Essa ideia de virilidade surgia ainda nos esquemas maniqueístas típicos dos filmes de então. Neles, o oponente, representado como cruel, desonesto e supostamente mais bem treinado, mais forte e com mais condições de vitória, desfilava com um sem-número de mulheres retratadas como fúteis, mais interessadas em seu físico e em seu dinheiro do que em algo “serio”, como a constituição de um lar. Ao mesmo tempo, as mulheres “honestas” sabiam que seu papel era de servir de apoio para a carreira do marido, um herói, e não se prestar ao papel das “pistoleiras”. Para a figura feminina, recuperava-se a velha oposição entre mães e prostitutas, dualidade característica da sociedade patriarcal.

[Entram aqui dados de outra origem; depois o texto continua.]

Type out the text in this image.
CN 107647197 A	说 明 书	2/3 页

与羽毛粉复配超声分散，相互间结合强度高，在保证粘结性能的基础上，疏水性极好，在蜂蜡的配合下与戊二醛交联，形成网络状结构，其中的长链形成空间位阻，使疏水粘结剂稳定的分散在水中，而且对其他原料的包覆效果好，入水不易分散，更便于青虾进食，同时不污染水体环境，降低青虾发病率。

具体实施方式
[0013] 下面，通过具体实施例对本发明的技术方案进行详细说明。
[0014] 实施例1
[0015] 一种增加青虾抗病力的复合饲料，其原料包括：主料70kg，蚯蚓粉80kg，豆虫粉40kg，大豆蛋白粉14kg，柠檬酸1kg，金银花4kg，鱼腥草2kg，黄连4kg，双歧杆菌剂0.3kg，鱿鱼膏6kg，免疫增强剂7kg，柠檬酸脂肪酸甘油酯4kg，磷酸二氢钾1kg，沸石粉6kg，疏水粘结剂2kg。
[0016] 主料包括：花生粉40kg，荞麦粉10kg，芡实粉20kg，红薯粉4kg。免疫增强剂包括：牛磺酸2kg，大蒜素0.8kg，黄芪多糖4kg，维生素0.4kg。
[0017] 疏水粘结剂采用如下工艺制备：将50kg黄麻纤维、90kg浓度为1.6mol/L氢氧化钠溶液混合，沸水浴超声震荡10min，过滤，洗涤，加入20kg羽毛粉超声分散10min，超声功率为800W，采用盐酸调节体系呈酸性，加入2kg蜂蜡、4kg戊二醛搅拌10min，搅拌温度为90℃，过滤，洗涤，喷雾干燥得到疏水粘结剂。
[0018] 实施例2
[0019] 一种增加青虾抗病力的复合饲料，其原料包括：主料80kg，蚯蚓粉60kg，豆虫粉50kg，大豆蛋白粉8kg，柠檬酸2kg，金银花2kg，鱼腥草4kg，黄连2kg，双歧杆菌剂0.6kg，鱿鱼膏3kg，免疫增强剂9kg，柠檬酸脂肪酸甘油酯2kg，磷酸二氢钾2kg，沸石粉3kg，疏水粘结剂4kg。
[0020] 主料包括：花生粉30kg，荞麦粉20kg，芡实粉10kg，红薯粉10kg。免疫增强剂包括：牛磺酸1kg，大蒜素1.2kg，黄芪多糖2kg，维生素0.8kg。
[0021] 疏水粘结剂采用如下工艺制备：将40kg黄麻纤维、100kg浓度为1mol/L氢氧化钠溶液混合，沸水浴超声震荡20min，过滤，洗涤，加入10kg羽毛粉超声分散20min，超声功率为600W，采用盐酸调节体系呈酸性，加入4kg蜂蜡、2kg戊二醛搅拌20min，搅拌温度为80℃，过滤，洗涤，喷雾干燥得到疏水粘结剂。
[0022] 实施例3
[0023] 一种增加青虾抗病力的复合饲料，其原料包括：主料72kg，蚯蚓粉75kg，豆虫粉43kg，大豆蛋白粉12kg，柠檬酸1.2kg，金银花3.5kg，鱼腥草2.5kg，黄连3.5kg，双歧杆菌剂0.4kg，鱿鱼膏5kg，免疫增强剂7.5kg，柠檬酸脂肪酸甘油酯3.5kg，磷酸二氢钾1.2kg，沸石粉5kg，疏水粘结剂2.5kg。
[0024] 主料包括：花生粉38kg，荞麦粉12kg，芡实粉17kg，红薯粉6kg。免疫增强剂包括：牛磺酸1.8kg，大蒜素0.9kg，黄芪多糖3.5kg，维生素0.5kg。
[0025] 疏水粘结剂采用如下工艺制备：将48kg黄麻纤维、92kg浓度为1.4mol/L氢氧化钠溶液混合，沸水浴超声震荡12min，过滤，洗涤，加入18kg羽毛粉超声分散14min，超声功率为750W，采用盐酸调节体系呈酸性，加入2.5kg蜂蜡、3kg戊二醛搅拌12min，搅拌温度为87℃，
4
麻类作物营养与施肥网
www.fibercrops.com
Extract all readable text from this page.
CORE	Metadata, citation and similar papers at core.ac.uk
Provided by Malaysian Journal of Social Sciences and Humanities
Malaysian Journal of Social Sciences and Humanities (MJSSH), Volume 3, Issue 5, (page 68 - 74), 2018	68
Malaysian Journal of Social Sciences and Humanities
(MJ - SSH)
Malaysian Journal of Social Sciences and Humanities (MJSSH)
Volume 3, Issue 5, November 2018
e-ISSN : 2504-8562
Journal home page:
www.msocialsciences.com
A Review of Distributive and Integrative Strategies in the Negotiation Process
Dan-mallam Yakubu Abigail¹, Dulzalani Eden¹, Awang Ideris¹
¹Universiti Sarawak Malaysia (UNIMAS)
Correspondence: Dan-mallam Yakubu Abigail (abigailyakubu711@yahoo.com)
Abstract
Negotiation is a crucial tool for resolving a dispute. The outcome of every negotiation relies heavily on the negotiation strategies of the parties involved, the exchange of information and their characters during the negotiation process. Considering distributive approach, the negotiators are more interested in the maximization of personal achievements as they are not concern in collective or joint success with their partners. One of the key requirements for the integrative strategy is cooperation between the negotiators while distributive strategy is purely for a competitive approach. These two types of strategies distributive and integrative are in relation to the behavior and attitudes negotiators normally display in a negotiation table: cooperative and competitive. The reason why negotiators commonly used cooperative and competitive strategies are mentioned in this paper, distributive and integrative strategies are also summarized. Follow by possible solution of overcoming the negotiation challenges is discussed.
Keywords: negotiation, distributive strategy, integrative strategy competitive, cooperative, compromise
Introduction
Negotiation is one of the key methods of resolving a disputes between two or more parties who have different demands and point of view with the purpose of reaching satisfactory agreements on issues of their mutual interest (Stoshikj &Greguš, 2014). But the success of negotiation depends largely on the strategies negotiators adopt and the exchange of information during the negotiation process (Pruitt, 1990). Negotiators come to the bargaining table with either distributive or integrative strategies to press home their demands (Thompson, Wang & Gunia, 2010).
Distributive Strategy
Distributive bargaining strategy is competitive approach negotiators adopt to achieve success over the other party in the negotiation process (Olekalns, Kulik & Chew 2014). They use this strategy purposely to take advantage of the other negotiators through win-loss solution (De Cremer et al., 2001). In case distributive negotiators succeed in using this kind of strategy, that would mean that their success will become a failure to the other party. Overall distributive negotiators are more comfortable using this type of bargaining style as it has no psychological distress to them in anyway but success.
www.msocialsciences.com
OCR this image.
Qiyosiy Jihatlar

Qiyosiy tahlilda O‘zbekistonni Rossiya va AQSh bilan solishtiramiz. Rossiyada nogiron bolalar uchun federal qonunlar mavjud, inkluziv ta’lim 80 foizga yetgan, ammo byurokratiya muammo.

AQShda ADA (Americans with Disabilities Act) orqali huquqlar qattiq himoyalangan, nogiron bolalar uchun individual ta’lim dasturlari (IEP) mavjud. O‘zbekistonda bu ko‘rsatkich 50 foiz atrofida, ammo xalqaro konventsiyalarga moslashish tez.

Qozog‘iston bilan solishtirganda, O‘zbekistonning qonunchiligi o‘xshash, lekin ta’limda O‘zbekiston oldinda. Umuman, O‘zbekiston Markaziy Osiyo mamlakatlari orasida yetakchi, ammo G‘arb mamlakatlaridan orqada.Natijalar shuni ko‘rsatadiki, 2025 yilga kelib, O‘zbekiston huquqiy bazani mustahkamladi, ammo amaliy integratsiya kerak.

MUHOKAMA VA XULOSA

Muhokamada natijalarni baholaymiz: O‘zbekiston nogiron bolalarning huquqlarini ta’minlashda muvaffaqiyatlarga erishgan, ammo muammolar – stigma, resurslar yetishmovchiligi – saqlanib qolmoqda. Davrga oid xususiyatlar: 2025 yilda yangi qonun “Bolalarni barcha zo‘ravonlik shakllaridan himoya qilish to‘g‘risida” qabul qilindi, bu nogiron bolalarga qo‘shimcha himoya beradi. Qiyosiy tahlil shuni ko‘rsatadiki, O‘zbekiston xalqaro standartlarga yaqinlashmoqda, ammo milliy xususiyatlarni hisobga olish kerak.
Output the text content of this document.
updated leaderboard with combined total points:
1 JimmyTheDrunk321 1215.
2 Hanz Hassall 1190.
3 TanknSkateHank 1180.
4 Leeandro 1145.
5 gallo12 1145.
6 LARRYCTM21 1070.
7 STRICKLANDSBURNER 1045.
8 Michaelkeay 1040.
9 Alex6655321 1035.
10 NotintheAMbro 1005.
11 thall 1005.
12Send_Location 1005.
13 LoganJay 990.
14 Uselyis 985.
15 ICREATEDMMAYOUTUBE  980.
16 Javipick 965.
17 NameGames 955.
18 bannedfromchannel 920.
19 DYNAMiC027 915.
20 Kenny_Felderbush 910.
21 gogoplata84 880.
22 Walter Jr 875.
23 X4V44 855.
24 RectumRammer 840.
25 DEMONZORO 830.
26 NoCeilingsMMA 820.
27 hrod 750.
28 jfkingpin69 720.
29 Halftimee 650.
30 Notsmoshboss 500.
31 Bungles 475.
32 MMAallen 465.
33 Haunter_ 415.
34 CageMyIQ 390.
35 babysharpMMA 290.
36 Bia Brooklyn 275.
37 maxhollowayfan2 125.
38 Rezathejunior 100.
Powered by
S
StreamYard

Isso não foi tudo. A partir dos anos 40 e 50, revistas como O Cruzeiro apostavam nas notícias sobre esse novo homem identificado com as mudanças do tempo. Tópicos sobre concursos de fisiculturismo pipocavam: “Bonitões em desfile”, anunciava o Campeonato Nacional de Melhor Físico de 1949. A manchete “Músculos em revista” tratava do 1º Campeonato Nacional de Levantamento de pesos e a escolha do Melhor Físico de 1950. As matérias eram ricamente ilustradas com fotos, ressaltando os “atletas” em diversas poses e em trajes mínimos, impressionantes até para os dias de hoje. A intenção da revista era explorar a sensualidade de corpos masculinos, algo, diga-se, definitivamente novo! – Mary del Priore.
Johnny Weissmuller como Tarzã: modelo masculino nas telas.
Texto sensacional.
A construção dos rótulos masculino e feminino contribuiu significativamente para os problemas em torno da aceitação de outras vertentes sexuais, sobretudo a homossexualidade, bem como estagnou o papel da mulher dentro da esfera social no que se refere a sexualidade dela. Pena que poucos leem essas coisas. Isso deveria ser manchete constante em nosso país, para quem sabe modificar as mentes ignorantes que circulam por ai.
Recentemente pesquisei em alguns jornais da década de 1940 propagandas da Gillete direcionadas ao público masculino. Elas trazia dicas de como cuidar do corpo e deixavam clara a necessidade de uma certa dose de vaidade masculina.